Adhering to the legacy of Shinzo Abe would mean a strengthening of the Quad and the creation of a Quad Plus with the possible addition of France, Vietnam, the UK, Philippines and Indonesia. That would be contrary to President Biden’s Europeanist desire to make NATO the security guarantor for the Indo-Pacific. This despite that institution’s shoddy record in each of the 21st century wars in Asia and Africa that it has been active in. Rather than revive memories of European colonialism through White House efforts at making NATO the keystone of Indo-Pacific security, what is needed from the US and its Quad partners and possible Quad Plus partners is more attention and resources devoted to the Quad itself.

The killing of Ahmed Shah Massoud did not prevent the rout of the Taliban in 2001 by those who had fought together with the felled leader, although subsequent errors made by NATO ensured the comeback of the Taliban in 2022. The assassination of Shinzo Abe at Nara is a wake-up call reminding countries in the Indo-Pacific that peace in the region and absence of threats to sovereignty remain far from assured. As had been predicted by this analyst at the start of the Russia-Ukraine war of 2022, every leader of those countries that are keeping alive delusions of reconquest in Kiev is paying a heavy political price.

Such is the inevitable consequence of the economic fallout of the strategies on sanctions adopted by Joe Biden and others who are ranged against Russia in Ukraine and the consequent steep rise in commodity prices and collapse of logistics. An additional factor is the disastrous effect of the war on Ukraine itself. President Biden has lost support even within his own party, which has begun to consider the White House and its policies a liability during elections. President Emmanuel Macron has lost his majority in the French Parliament to foes on the left and right, while Boris Johnson, the man who is even more of a cheerleader than Biden for the emotional rather than rational way that NATO is prosecuting the Ukraine war, is fighting for his political existence.

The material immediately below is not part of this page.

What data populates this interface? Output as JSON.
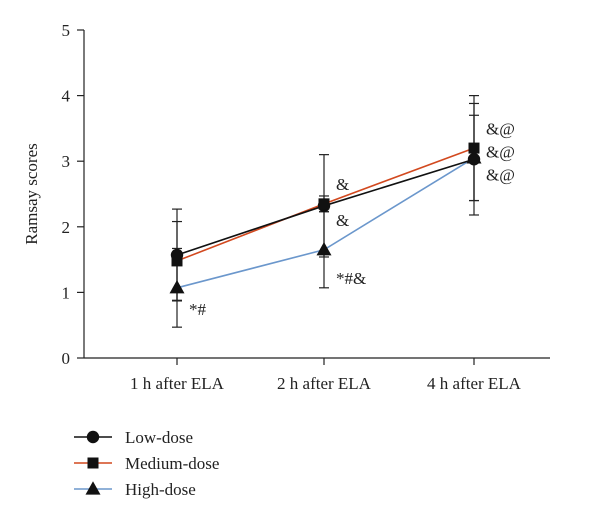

Visiting Volodymyr Zelenskyy multiple times is not helping the disgraced Prime Minister at all. Once winter comes, a similar fate may fall on Chancellor Scholz, who seems to act in a manner unlike an SPD leader, perhaps because of his longtime alliance with the CDU. Given the importance of his country in the security matrix of the Indo-Pacific, it is essential for the region that PM Fumio Kishida of Japan embrace the Abe legacy, now that the latter was assassinated for reasons that Kishida needs to relentlessly discover and reveal, including not just the motivation and support system but the manner in which an armed killer got within point blank range of the most consequential leader in Japan since 1945.